PARK(ing) Day 2019
This years goal within PARK(ing) Day is to talk about the future of literature. In today’s day and age a question of importance within our literature comes to the forefront. Is a meme equally as important as the literary work of Homer? Within parking day we are investigating literature expanding from a binding of a book to a screen of an iPhone. QR codes populate all exterior surfaces, leading to various examples of today’s literature. In the interior we return to the original viewing of information be allowing comfortable spaces to sit and flip through pages of books. Tokens of your attendance scales from a web page opened on your phone to leaving with a new book from our book exchange.
A media overload.
Awards: 2019 NCDC Golden Cones - Best Use of Space
Special thanks to our sponsors in their various efforts to help make PARK(ing) Day happen. GBI Nashville / Knoll / Signcraft / Solomon Builders / Vistagreen
WE ARE WILD
Cheekwood Botanical Garden & Museum of Art / 2019
The theme for Cheekwood’s most recent exhibition was Storybook Houses. Our playhouse was based on the classic children’s book “Where the Wild Things Are” by Maurice Sendak. The playhouse consisted of a Wild Thing head constructed of a geodesic dome sheathed in plywood and rope, along with a boat that allowed children to sail into the land of the Wild Things.
Special thanks to Solomon Builders and Brian Somerville for helping to bring the Wild Thing to life.
what’s your platform?
PARK(ing) Day 2017
For PARK(ing) Day, we designed a system of modular boxes that could be transformed into different platforms to serve the community. The boxes were rearranged every two hours to host a new program. The activities included a yoga studio, a lunch counter to feed the homeless, a walk-up clinic, and a stage for a live music performance.

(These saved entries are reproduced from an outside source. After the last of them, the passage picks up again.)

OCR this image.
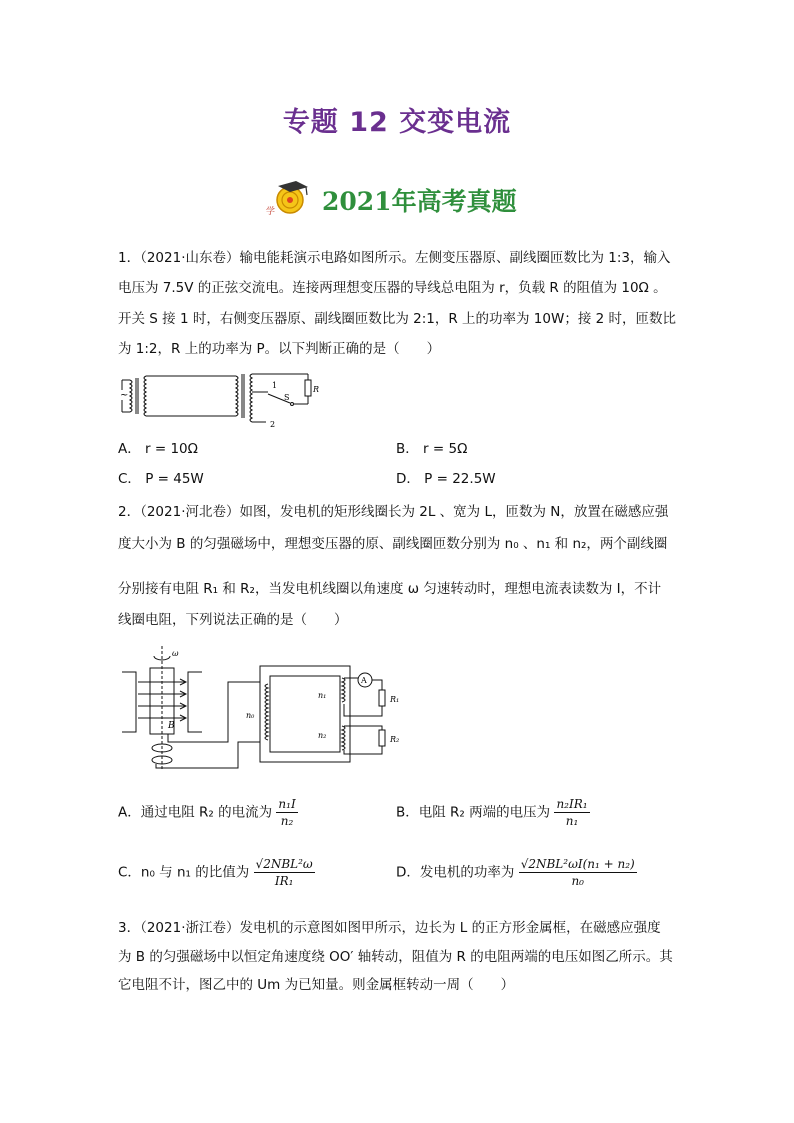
专题 12 交变电流
学 2021年高考真题
1．（2021·山东卷）输电能耗演示电路如图所示。左侧变压器原、副线圈匝数比为 1:3，输入
电压为 7.5V 的正弦交流电。连接两理想变压器的导线总电阻为 r，负载 R 的阻值为 10Ω 。
开关 S 接 1 时，右侧变压器原、副线圈匝数比为 2:1，R 上的功率为 10W；接 2 时，匝数比
为 1:2，R 上的功率为 P。以下判断正确的是（　　）
~
1
2
S
R
A． r = 10Ω	B． r = 5Ω
C． P = 45W	D． P = 22.5W
2．（2021·河北卷）如图，发电机的矩形线圈长为 2L 、宽为 L，匝数为 N，放置在磁感应强
度大小为 B 的匀强磁场中，理想变压器的原、副线圈匝数分别为 n₀ 、n₁ 和 n₂，两个副线圈
分别接有电阻 R₁ 和 R₂，当发电机线圈以角速度 ω 匀速转动时，理想电流表读数为 I，不计
线圈电阻，下列说法正确的是（　　）
ω
B
n₀
n₁
n₂
A
R₁
R₂
A．通过电阻 R₂ 的电流为 $\frac{\text{n₁I}}{\text{n₂}}$	B．电阻 R₂ 两端的电压为 $\frac{\text{n₂IR₁}}{\text{n₁}}$
C．n₀ 与 n₁ 的比值为 $\frac{\text{√2NBL²ω}}{\text{IR₁}}$	D．发电机的功率为 $\frac{\text{√2NBL²ωI(n₁ + n₂)}}{\text{n₀}}$
3．（2021·浙江卷）发电机的示意图如图甲所示，边长为 L 的正方形金属框，在磁感应强度
为 B 的匀强磁场中以恒定角速度绕 OO′ 轴转动，阻值为 R 的电阻两端的电压如图乙所示。其
它电阻不计，图乙中的 Um 为已知量。则金属框转动一周（　　）
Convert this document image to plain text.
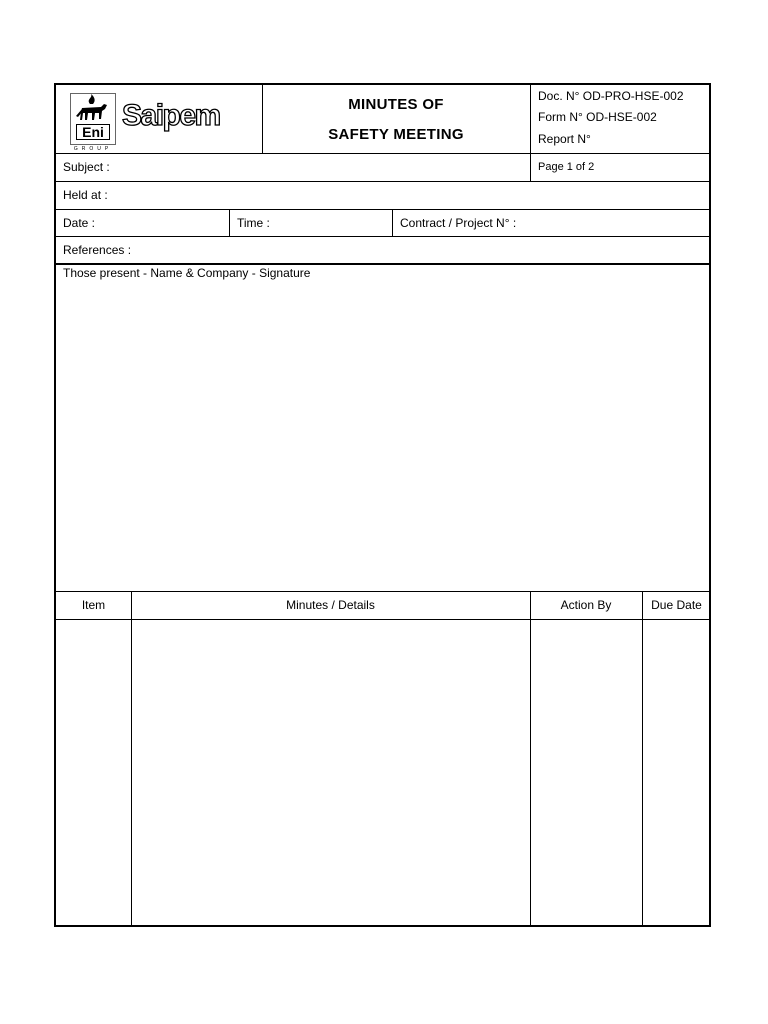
Eni
GROUP
Saipem	MINUTES OF
SAFETY MEETING
Doc. N° OD-PRO-HSE-002
Form N° OD-HSE-002
Report N°
Subject :	Page 1 of 2
Held at :
Date :	Time :	Contract / Project N° :
References :
Those present - Name & Company - Signature
Item	Minutes / Details	Action By	Due Date
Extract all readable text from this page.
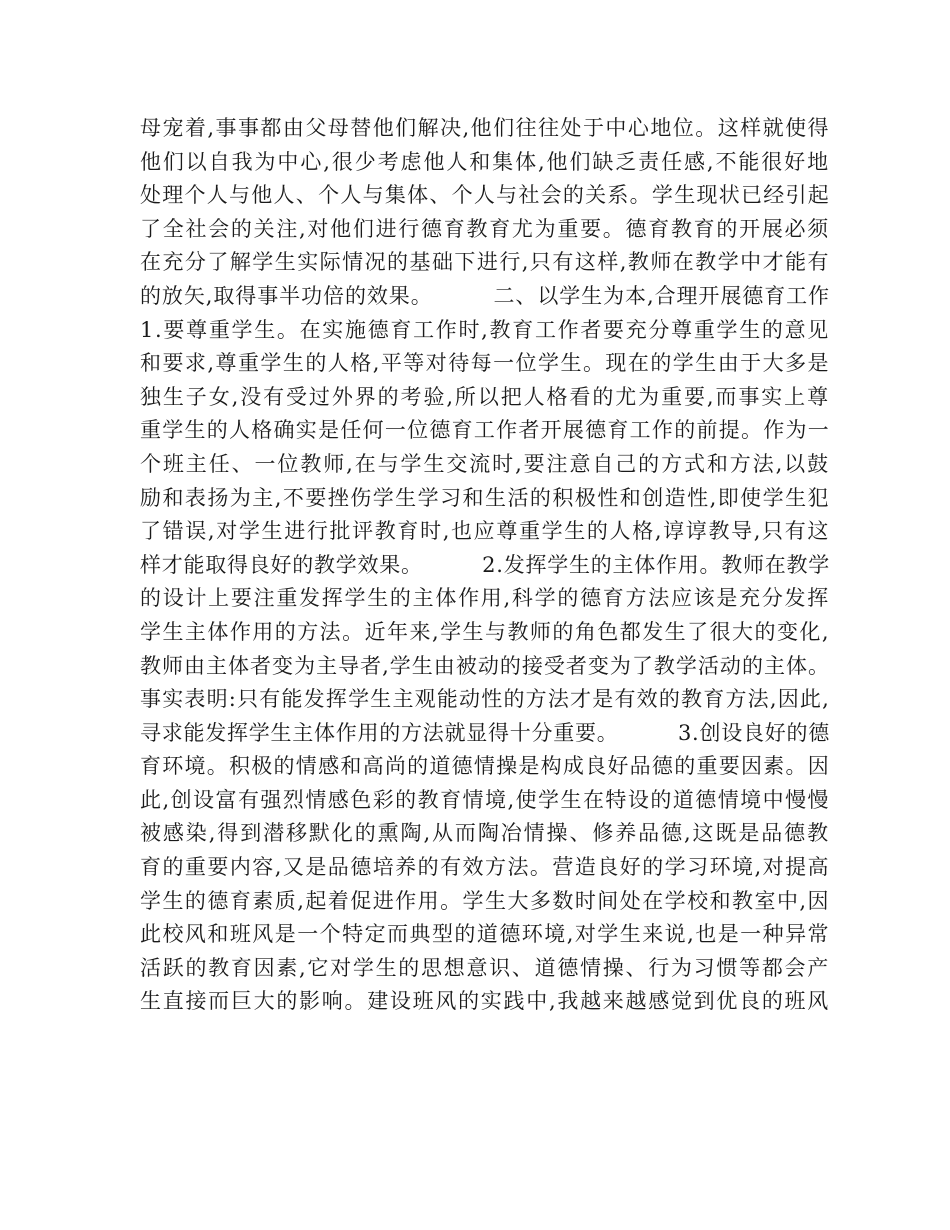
母宠着,事事都由父母替他们解决,他们往往处于中心地位。这样就使得
他们以自我为中心,很少考虑他人和集体,他们缺乏责任感,不能很好地
处理个人与他人、个人与集体、个人与社会的关系。学生现状已经引起
了全社会的关注,对他们进行德育教育尤为重要。德育教育的开展必须
在充分了解学生实际情况的基础下进行,只有这样,教师在教学中才能有
的放矢,取得事半功倍的效果。        二、以学生为本,合理开展德育工作
1.要尊重学生。在实施德育工作时,教育工作者要充分尊重学生的意见
和要求,尊重学生的人格,平等对待每一位学生。现在的学生由于大多是
独生子女,没有受过外界的考验,所以把人格看的尤为重要,而事实上尊
重学生的人格确实是任何一位德育工作者开展德育工作的前提。作为一
个班主任、一位教师,在与学生交流时,要注意自己的方式和方法,以鼓
励和表扬为主,不要挫伤学生学习和生活的积极性和创造性,即使学生犯
了错误,对学生进行批评教育时,也应尊重学生的人格,谆谆教导,只有这
样才能取得良好的教学效果。        2.发挥学生的主体作用。教师在教学
的设计上要注重发挥学生的主体作用,科学的德育方法应该是充分发挥
学生主体作用的方法。近年来,学生与教师的角色都发生了很大的变化,
教师由主体者变为主导者,学生由被动的接受者变为了教学活动的主体。
事实表明:只有能发挥学生主观能动性的方法才是有效的教育方法,因此,
寻求能发挥学生主体作用的方法就显得十分重要。        3.创设良好的德
育环境。积极的情感和高尚的道德情操是构成良好品德的重要因素。因
此,创设富有强烈情感色彩的教育情境,使学生在特设的道德情境中慢慢
被感染,得到潜移默化的熏陶,从而陶冶情操、修养品德,这既是品德教
育的重要内容,又是品德培养的有效方法。营造良好的学习环境,对提高
学生的德育素质,起着促进作用。学生大多数时间处在学校和教室中,因
此校风和班风是一个特定而典型的道德环境,对学生来说,也是一种异常
活跃的教育因素,它对学生的思想意识、道德情操、行为习惯等都会产
生直接而巨大的影响。建设班风的实践中,我越来越感觉到优良的班风
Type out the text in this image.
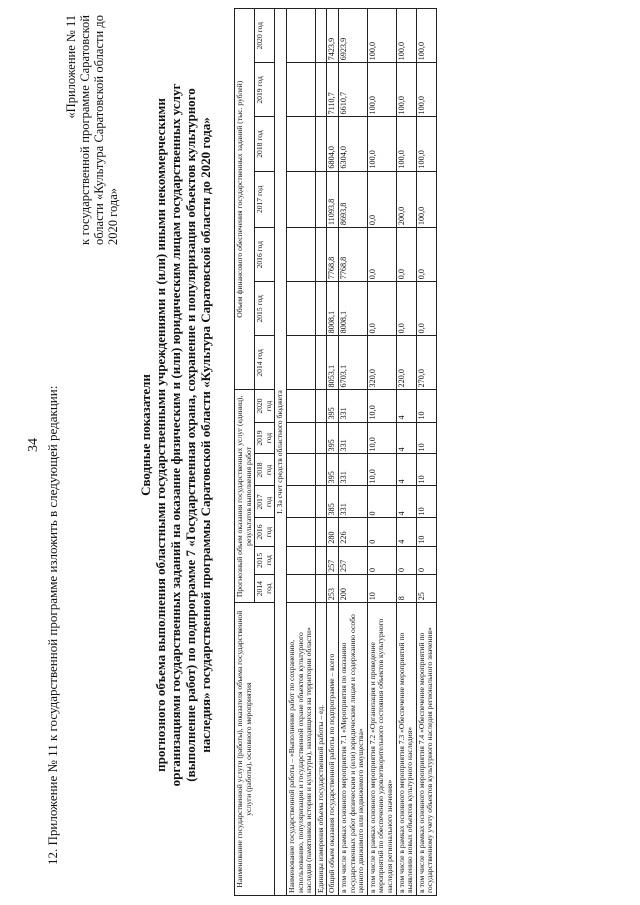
34 12. Приложение № 11 к государственной программе изложить в следующей редакции:
«Приложение № 11 к государственной программе Саратовской области «Культура Саратовской области до 2020 года»
Сводные показатели прогнозного объема выполнения областными государственными учреждениями и (или) иными некоммерческими организациями государственных заданий на оказание физическим и (или) юридическим лицам государственных услуг (выполнение работ) по подпрограмме 7 «Государственная охрана, сохранение и популяризация объектов культурного наследия» государственной программы Саратовской области «Культура Саратовской области до 2020 года»	Наименование государственной услуги (работы), показателя объема государственной услуги (работы), основного мероприятия	Прогнозный объем оказания государственных услуг (единиц), результатов выполнения работ							Объем финансового обеспечения государственных заданий (тыс. рублей)						
	2014 год	2015 год	2016 год	2017 год	2018 год	2019 год	2020 год	2014 год	2015 год	2016 год	2017 год	2018 год	2019 год	2020 год
I. За счет средств областного бюджета														
Наименование государственной работы – «Выполнение работ по сохранению, использованию, популяризации и государственной охране объектов культурного наследия (памятников истории и культуры), находящихся на территории области»														
Единицы измерения объема государственной работы – ед.														
Общий объем оказания государственной работы по подпрограмме – всего	253	257	280	385	395	395	395	8053,1	8008,1	7768,8	11093,8	6804,0	7110,7	7423,9
в том числе в рамках основного мероприятия 7.1 «Мероприятия по оказанию государственных работ физическим и (или) юридическим лицам и содержанию особо ценного движимого или недвижимого имущества»	200	257	226	331	331	331	331	6703,1	8008,1	7768,8	8693,8	6304,0	6610,7	6923,9
в том числе в рамках основного мероприятия 7.2 «Организация и проведение мероприятий по обеспечению удовлетворительного состояния объектов культурного наследия регионального значения»	10	0	0	0	10,0	10,0	10,0	320,0	0,0	0,0	0,0	100,0	100,0	100,0
в том числе в рамках основного мероприятия 7.3 «Обеспечение мероприятий по выявлению новых объектов культурного наследия»	8	0	4	4	4	4	4	220,0	0,0	0,0	200,0	100,0	100,0	100,0
в том числе в рамках основного мероприятия 7.4 «Обеспечение мероприятий по государственному учету объектов культурного наследия регионального значения»	25	0	10	10	10	10	10	270,0	0,0	0,0	100,0	100,0	100,0	100,0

Awards: 2017 NCDC Golden Cones - People's Choice Award, Best Use of Space, Best Overall
Kyubu Japanese Playhouse
Cheekwood Botanical Garden & Museum of Art / 2016
For the third installation designed by employees of the firm, a playhouse inspired by the international travels of a family visiting 19th century Japan. The construction studies order and spatial relationships inspired by Japanese tradition.
Cheekwood Botanical Garden & Museum of Art / 2014
For the second installation, employees of the firm designed an interactive and inhabitable beehive to accompany an exhibit of larger-than-life insect sculptures at a Cheekwood.
Cheekwood Botanical Garden & Museum of Art / 2012
For the first project at Cheekwood, our team constructed a treehouse—under a very tight deadline—in the form of a huge fish based on the children’s book The Rainbow Fish, covered with several thousand CDs as its outer scales. The firm was one of only two invited back for an encore treehouse two years later at Cheekwood; it would be known as The Hive.